Clearly, Franklin’s interests and expertise extend beyond electrical engineering. Most recently, she played a key role in the successful funding of the Center for Advanced Technologies for Preservation of Biological Systems (ATP-Bio). Established under the NSF Engineering Research Center (ERC) program, ATP-Bio is co-led by the University of Minnesota’s Institute for Engineering in Medicine (IEM) and the Center for Engineering in Medicine and Surgery (CEMS) at Massachusetts General Hospital (MGH), with the University of California Riverside and University of California Berkeley as core collaborating institutions. Franklin plays a critical role as Integration Director for the center.

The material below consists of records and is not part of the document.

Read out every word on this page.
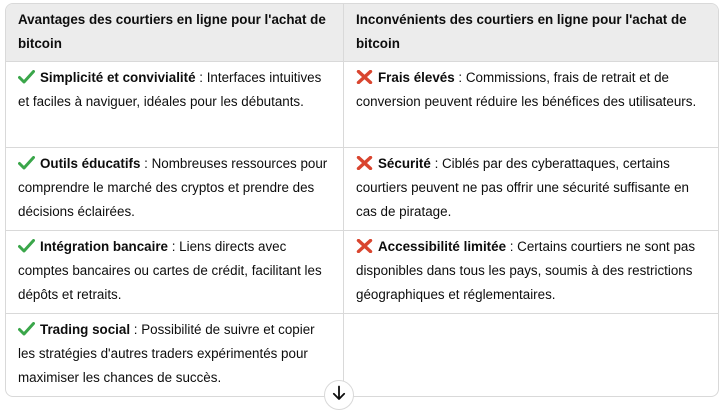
Avantages des courtiers en ligne pour l'achat de bitcoin	Inconvénients des courtiers en ligne pour l'achat de bitcoin

Simplicité et convivialité : Interfaces intuitives et faciles à naviguer, idéales pour les débutants.	Frais élevés : Commissions, frais de retrait et de conversion peuvent réduire les bénéfices des utilisateurs.

Outils éducatifs : Nombreuses ressources pour comprendre le marché des cryptos et prendre des décisions éclairées.	Sécurité : Ciblés par des cyberattaques, certains courtiers peuvent ne pas offrir une sécurité suffisante en cas de piratage.

Intégration bancaire : Liens directs avec comptes bancaires ou cartes de crédit, facilitant les dépôts et retraits.	Accessibilité limitée : Certains courtiers ne sont pas disponibles dans tous les pays, soumis à des restrictions géographiques et réglementaires.

Trading social : Possibilité de suivre et copier les stratégies d'autres traders expérimentés pour maximiser les chances de succès.	
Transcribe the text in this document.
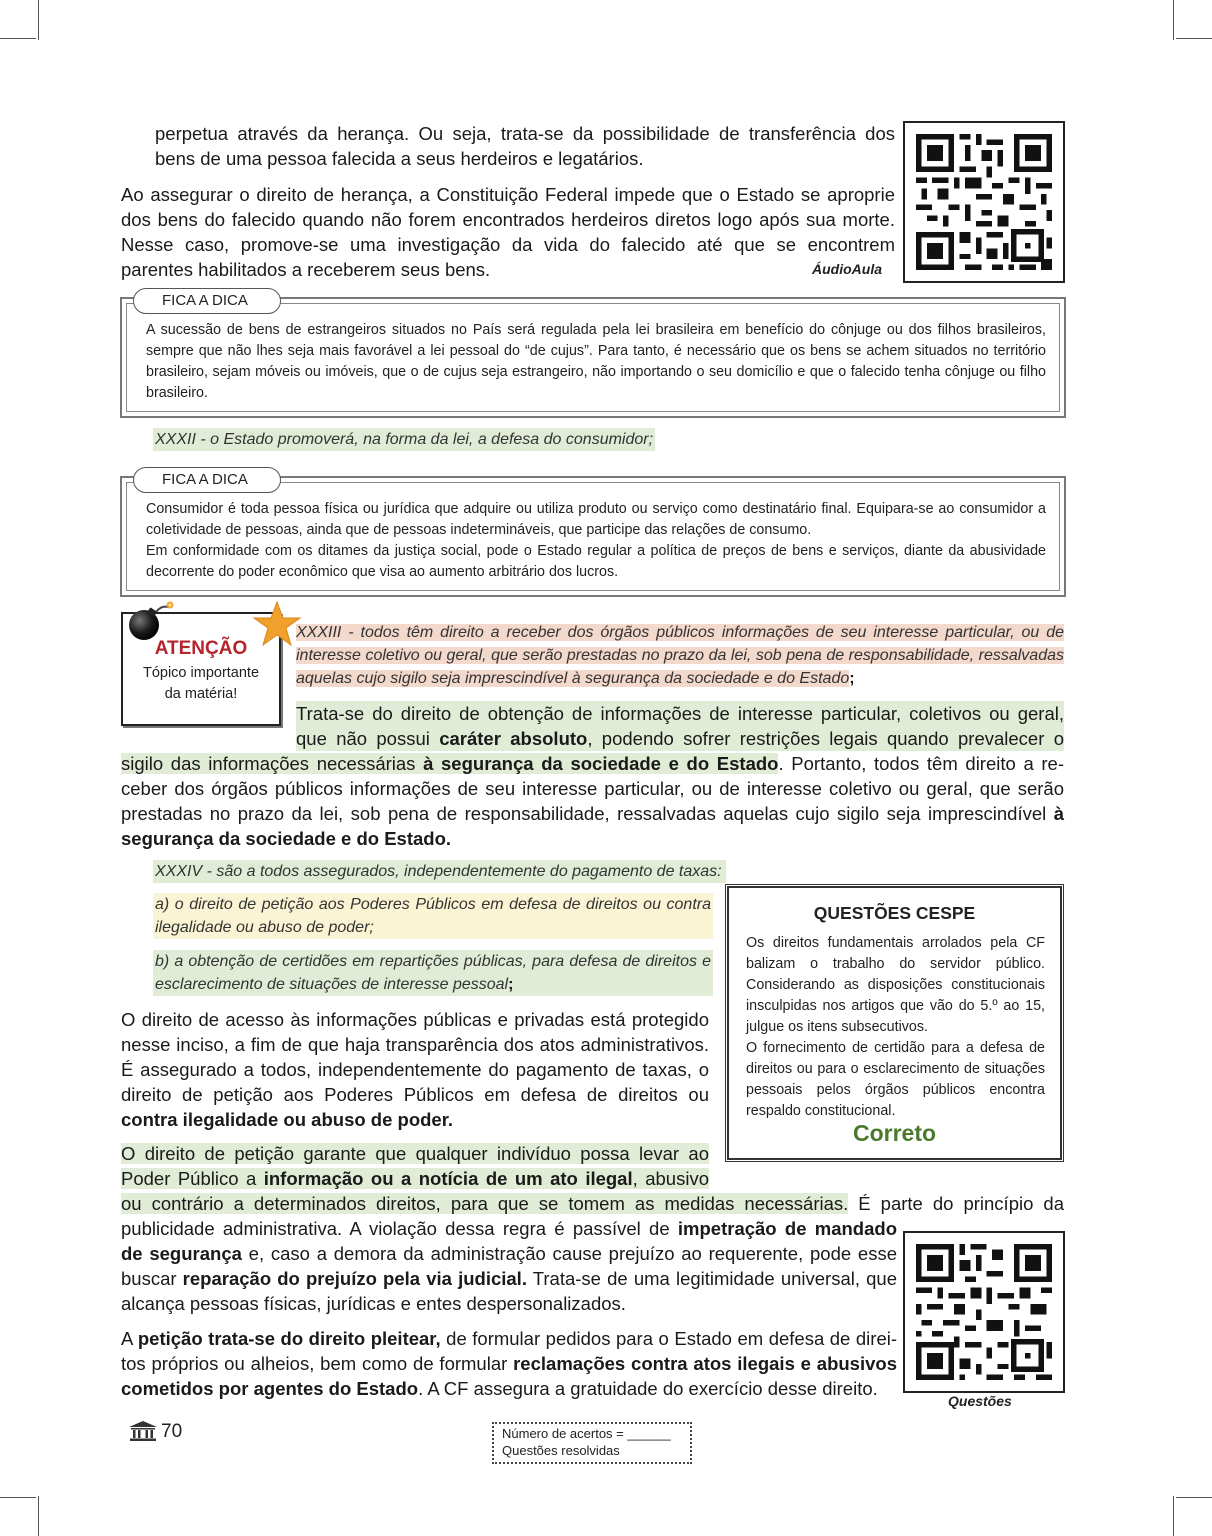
perpetua através da herança. Ou seja, trata-se da possibilidade de transferência dos
bens de uma pessoa falecida a seus herdeiros e legatários.
Ao assegurar o direito de herança, a Constituição Federal impede que o Estado se aproprie dos bens do falecido quando não forem encontrados herdeiros diretos logo após sua morte. Nesse caso, promove-se uma investigação da vida do falecido até que se encontrem parentes habilitados a receberem seus bens.	ÁudioAula
FICA A DICA
A sucessão de bens de estrangeiros situados no País será regulada pela lei brasileira em benefício do cônjuge ou dos filhos brasileiros, sempre que não lhes seja mais favorável a lei pessoal do “de cujus”. Para tanto, é necessário que os bens se achem situados no território brasileiro, sejam móveis ou imóveis, que o de cujus seja estrangeiro, não importando o seu domicílio e que o falecido tenha cônjuge ou filho brasileiro.
XXXII - o Estado promoverá, na forma da lei, a defesa do consumidor;
FICA A DICA
Consumidor é toda pessoa física ou jurídica que adquire ou utiliza produto ou serviço como destinatário final. Equipara-se ao consumidor a coletividade de pessoas, ainda que de pessoas indetermináveis, que participe das relações de consumo.
Em conformidade com os ditames da justiça social, pode o Estado regular a política de preços de bens e serviços, diante da abusividade decorrente do poder econômico que visa ao aumento arbitrário dos lucros.
ATENÇÃO
Tópico importante
da matéria!
XXXIII - todos têm direito a receber dos órgãos públicos informações de seu interesse particular, ou de interesse coletivo ou geral, que serão prestadas no prazo da lei, sob pena de responsabilidade, ressalvadas aquelas cujo sigilo seja imprescindível à segurança da sociedade e do Estado;
Trata-se do direito de obtenção de informações de interesse particular, coletivos ou geral,
que não possui caráter absoluto, podendo sofrer restrições legais quando prevalecer o
sigilo das informações necessárias à segurança da sociedade e do Estado. Portanto, todos têm direito a re-
ceber dos órgãos públicos informações de seu interesse particular, ou de interesse coletivo ou geral, que serão
prestadas no prazo da lei, sob pena de responsabilidade, ressalvadas aquelas cujo sigilo seja imprescindível à
segurança da sociedade e do Estado.
XXXIV - são a todos assegurados, independentemente do pagamento de taxas:
a) o direito de petição aos Poderes Públicos em defesa de direitos ou contra ilegalidade ou abuso de poder;
b) a obtenção de certidões em repartições públicas, para defesa de direitos e esclarecimento de situações de interesse pessoal;
O direito de acesso às informações públicas e privadas está protegido nesse inciso, a fim de que haja transparência dos atos administrativos. É assegurado a todos, independentemente do pagamento de taxas, o direito de petição aos Poderes Públicos em defesa de direitos ou contra ilegalidade ou abuso de poder.
QUESTÕES CESPE
Os direitos fundamentais arrolados pela CF balizam o trabalho do servidor público. Considerando as disposições constitucionais insculpidas nos artigos que vão do 5.º ao 15, julgue os itens subsecutivos.
O fornecimento de certidão para a defesa de direitos ou para o esclarecimento de situações pessoais pelos órgãos públicos encontra respaldo constitucional.
Correto
O direito de petição garante que qualquer indivíduo possa levar ao
Poder Público a informação ou a notícia de um ato ilegal, abusivo
ou contrário a determinados direitos, para que se tomem as medidas necessárias. É parte do princípio da
publicidade administrativa. A violação dessa regra é passível de impetração de mandado
de segurança e, caso a demora da administração cause prejuízo ao requerente, pode esse
buscar reparação do prejuízo pela via judicial. Trata-se de uma legitimidade universal, que
alcança pessoas físicas, jurídicas e entes despersonalizados.
A petição trata-se do direito pleitear, de formular pedidos para o Estado em defesa de direi-
tos próprios ou alheios, bem como de formular reclamações contra atos ilegais e abusivos
cometidos por agentes do Estado. A CF assegura a gratuidade do exercício desse direito.
Questões
70	Número de acertos = ______
Questões resolvidas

Franklin who joined the University in 1998 has been a brilliant researcher and teacher, and a dedicated mentor to her students. She has made several significant contributions to her area of expertise, integration and packaging of radio frequency (RF) and photonics components, which are critical for modern and future generations of broadband wireless communication systems. In recognition of her outstanding early research, she was supported by the National Science Foundation (NSF) CAREER Award, which eventually led to her receiving the 1998 Presidential Early Career Award for Scientists and Engineers (PECASE). Her sustained engagement in diversity efforts is borne out by the awards and honors she has received over the years. Recent ones include the ARCS Scientist of the Year for 2020 (“mentoring and encouraging students to follow careers in science”), the 2021 George W. Taylor Award for Distinguished Service (a collegiate award), and the 2021 IEEE MGA Diversity and Inclusion Award (IEEE, the largest technical organization in the world with over 400,000 members from more than 160 countries, awards this particular award to only 3 nominees annually across the organization). The Department of Electrical and Computer Engineering congratulates professor Rhonda Franklin and thanks her for her selfless service and dedication.